Posted 4/9/2020 11:51 (#8175979 - in reply to #8175405) Subject: RE: Did I find my problem?
Southern Minnesota Between Freeborn & Wells
With rephasing cylinders they MUST be two different sizes to keep them in phase. When oil goes into the base of the first cylinder it pushes oil out its rod end. This oil goes to the base end of the next cylinder. The oil coming out the rod end goes to another cylinder or back to the tractor.
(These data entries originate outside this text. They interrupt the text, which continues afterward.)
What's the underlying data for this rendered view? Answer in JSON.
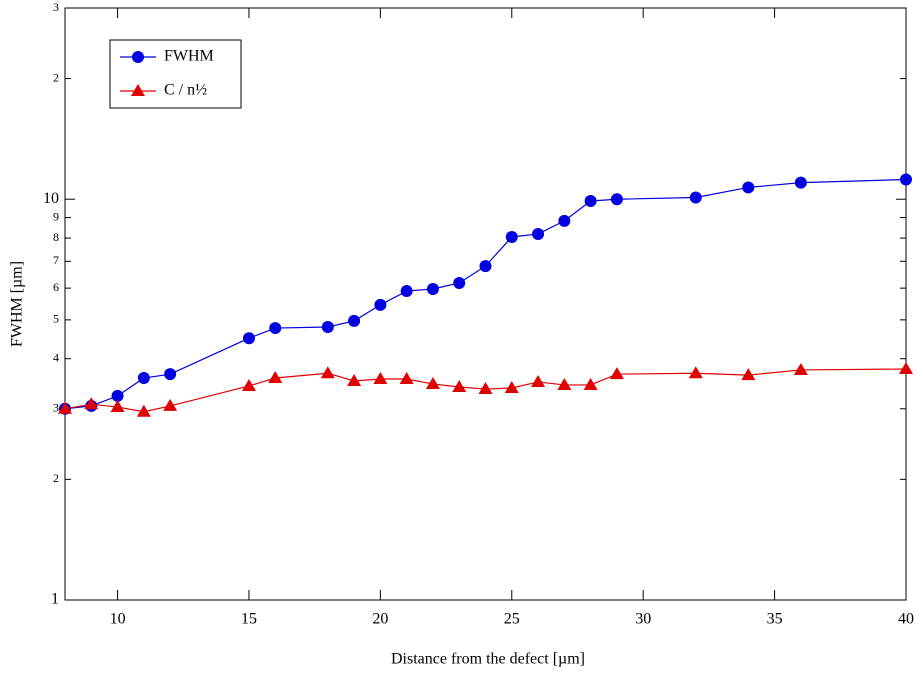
{
  "chart_data": {
    "type": "line",
    "log_y": true,
    "xlabel": "Distance from the defect [µm]",
    "ylabel": "FWHM [µm]",
    "xlim": [
      8,
      40
    ],
    "xticks": [
      10,
      15,
      20,
      25,
      30,
      35,
      40
    ],
    "ylim": [
      1,
      30
    ],
    "yticks": [
      1,
      2,
      3,
      4,
      5,
      6,
      7,
      8,
      9,
      10,
      {
        "value": 20,
        "label": "2"
      },
      {
        "value": 30,
        "label": "3"
      }
    ],
    "legend": "upper left",
    "series": [
      {
        "name": "FWHM",
        "color": "#0000e0",
        "marker": "circle",
        "x": [
          8,
          9,
          10,
          11,
          12,
          15,
          16,
          18,
          19,
          20,
          21,
          22,
          23,
          24,
          25,
          26,
          27,
          28,
          29,
          32,
          34,
          36,
          40
        ],
        "values": [
          3.0,
          3.05,
          3.23,
          3.58,
          3.66,
          4.5,
          4.77,
          4.8,
          4.97,
          5.45,
          5.9,
          5.97,
          6.18,
          6.81,
          8.05,
          8.19,
          8.83,
          9.9,
          10.0,
          10.1,
          10.7,
          11.0,
          11.2
        ]
      },
      {
        "name": "C / n½",
        "color": "#e00000",
        "marker": "triangle",
        "x": [
          8,
          9,
          10,
          11,
          12,
          15,
          16,
          18,
          19,
          20,
          21,
          22,
          23,
          24,
          25,
          26,
          27,
          28,
          29,
          32,
          34,
          36,
          40
        ],
        "values": [
          3.0,
          3.08,
          3.03,
          2.95,
          3.05,
          3.42,
          3.58,
          3.68,
          3.52,
          3.56,
          3.56,
          3.46,
          3.4,
          3.36,
          3.38,
          3.5,
          3.44,
          3.44,
          3.66,
          3.68,
          3.64,
          3.75,
          3.77
        ]
      }
    ]
  }
}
The area of the piston on the base side of any cylinder is larger than the area of the piston on the rod side due to the size of the rod. This is because the rod itself takes up space. If enough oil were pumped into the base side to move the piston 1" the oil from the rod side would get pushed into the base of the next cylinder. Its base should be smaller than the base of the first cylinder. If the cylinders were the same size, the second cylinder wouldn't move the 1". Ideally the base of the second cylinder should be the area of the rod end of the first cylinder. If several cylinders are plumbed together in series for rephasing, each succeeding cylinder needs to be smaller.
We demoed a new tillage machine one time. It was just put together and we were the first to use it. It had two cylinders on each side. So each side had a rephasing pair. It did not raise/lower evenly. The salesman was trying to adjust some mechanical linkage when I got there. He could get it to be level in the field position or the road position but not both. I followed the hoses and noticed that the first cylinder of the pair was the smaller one. Salesman said "shouldn't make any difference". It was easy to swap them with out moving any hoses so they eventually tried switching the cylinders. This solved the problem. Salesman said he had never heard of that. I said apparently the set up man never tested it.
All "air" must be removed internally for this to work. Some cylinders have a "leak" passageway so that when the cylinder is fully extended or retracted oil can flow internally so as to even things out and bring them into phase. The Master cylinder on some Deere planters had a collar that could be removed. Then the cylinders would retract a bit further to uncover this passage way to let the oil even out. When it was back in phase, the collar was reattached to prevent the cylinder from retracting into that area for normal operation. With other systems holding the hydraulics for a while at the end of the stroke will push the air past the piston and eventually it works out. I've seen situations where the hose needed to be loosened a bit at the cylinder so it leaked a bit to get the air out. Once the cylinders were in phase then the hoses were tightened.